Doch: Freiheit ist das Recht, alles zu tun, was anderen nicht schadet. Wir leben einerseits in einer liberalen und toleranten Gesellschaft, aber wir wünschen uns anderseits auch eine wehrhafte Demokratie, die jenen, die sie untergraben und abschaffen wollen, einen Riegel schiebt. Man sollte nicht Herr Biedermann spielen, der die Brandstifter seines eigenen Hauses bewirtet. Wer Gewalt verherrlicht und einübt, um sie dann in Strassenkämpfen gegen die Demokratie anzuwenden; wer Kriegsverbrecher, Schlächter und Völkermörder verehrt und deren Herrschaft zurückwünscht; wer die Meinungsäußerungsfreiheit bis zum Exzess ausnützt, um sie dann eines Tages abzuschaffen, der hat den Anspruch auf Toleranz und Schutz verwirkt. Neonazis verachten die Demokratie und die Toleranz. Es gehört daher zur vornehmen Aufgabe der Medien, ihr Treiben zu entlarven. Genau das hat die «Rundschau» im von Ihnen beanstandeten Beitrag parallel zum «Tages-Anzeiger» gemacht. Bei solchen Seilschaften, Gewaltverherrlichungen und Provokationen muss die Privatsphäre zurücktreten; diese Machenschaften sind von öffentlichem Interesse und von öffentlicher Relevanz.

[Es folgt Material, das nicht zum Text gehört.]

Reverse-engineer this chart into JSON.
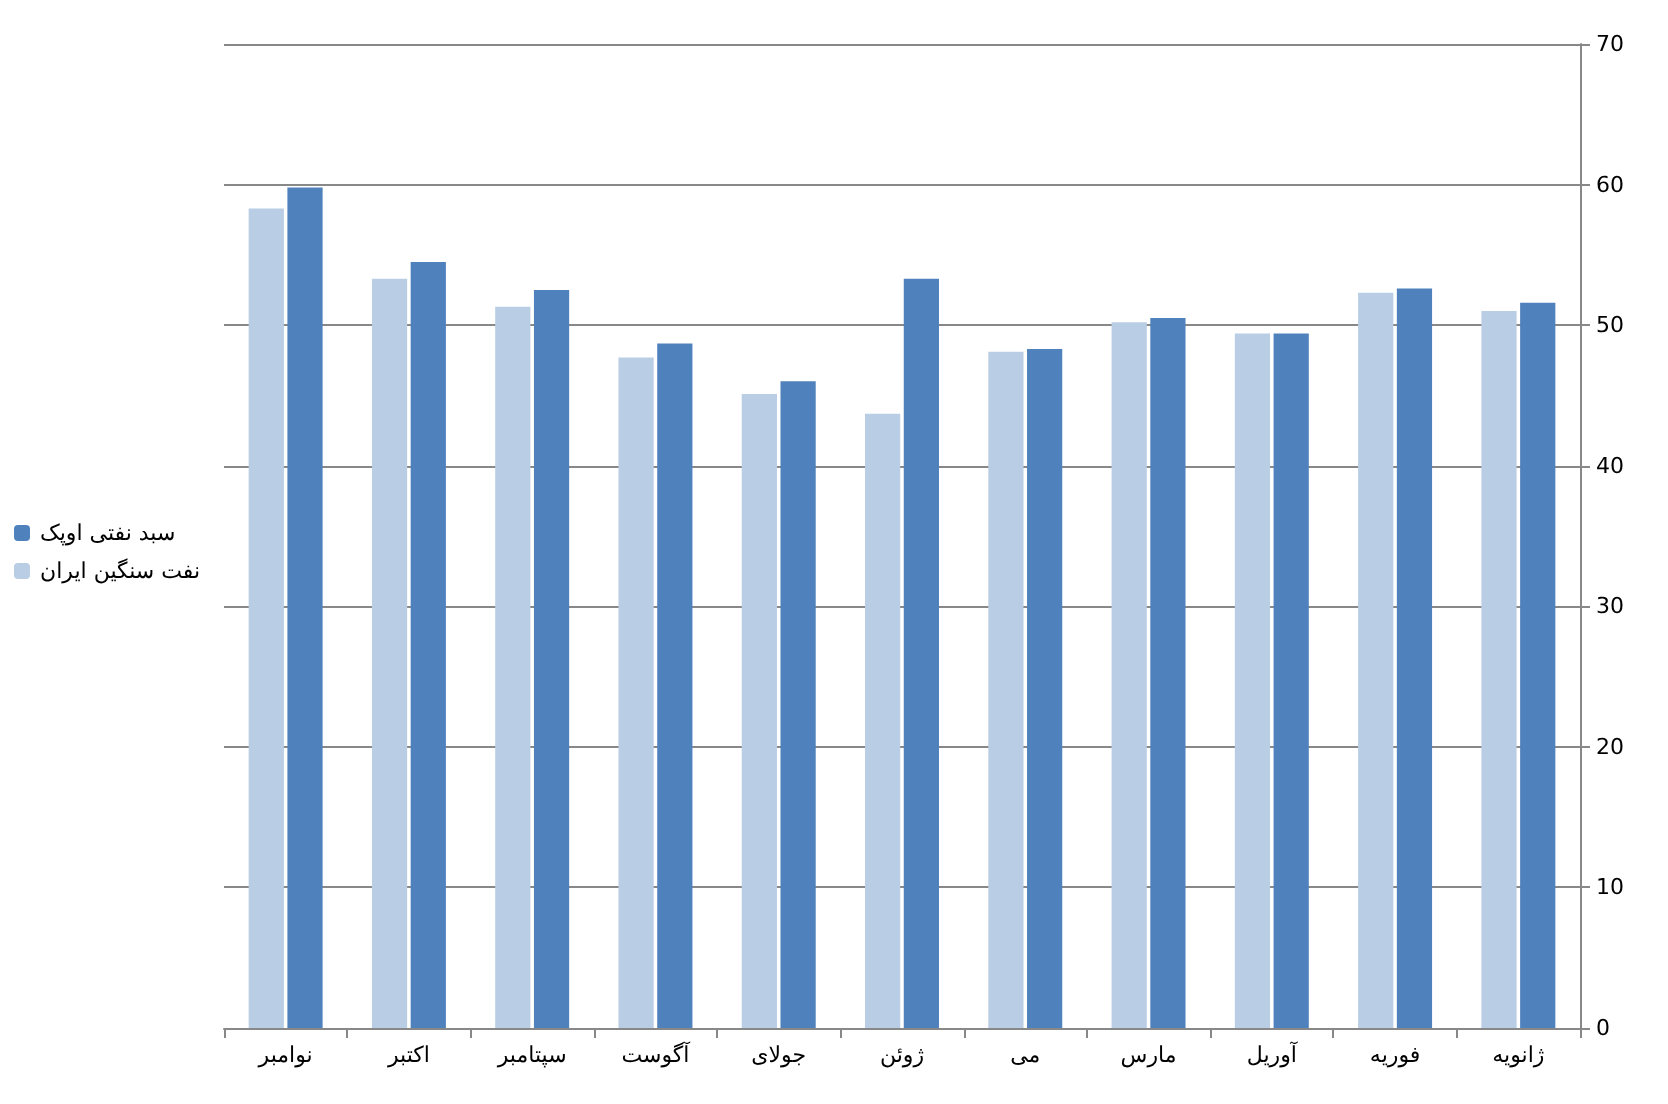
{
  "chart_data": {
    "type": "bar",
    "categories": [
      "نوامبر",
      "اکتبر",
      "سپتامبر",
      "آگوست",
      "جولای",
      "ژوئن",
      "می",
      "مارس",
      "آوریل",
      "فوریه",
      "ژانویه"
    ],
    "series": [
      {
        "name": "نفت سنگین ایران",
        "color": "#b9cde5",
        "values": [
          58.3,
          53.3,
          51.3,
          47.7,
          45.1,
          43.7,
          48.1,
          50.2,
          49.4,
          52.3,
          51.0
        ]
      },
      {
        "name": "سبد نفتی اوپک",
        "color": "#4f81bd",
        "values": [
          59.8,
          54.5,
          52.5,
          48.7,
          46.0,
          53.3,
          48.3,
          50.5,
          49.4,
          52.6,
          51.6
        ]
      }
    ],
    "ylim": [
      0,
      70
    ],
    "yticks": [
      0,
      10,
      20,
      30,
      40,
      50,
      60,
      70
    ],
    "grid": "y",
    "legend": "left"
  }
}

Und zweifellos ist der Geschäftsführer von Roviva, Patrick Roth, ein Mitläufer und Anhänger dieser Ideen, da mag es Rechtsanwalt Valentin Landmann noch so sehr verharmlosen. Die Reportage war nötig und sie war wichtig. Deshalb kann ich Ihre Beanstandung nicht unterstützen.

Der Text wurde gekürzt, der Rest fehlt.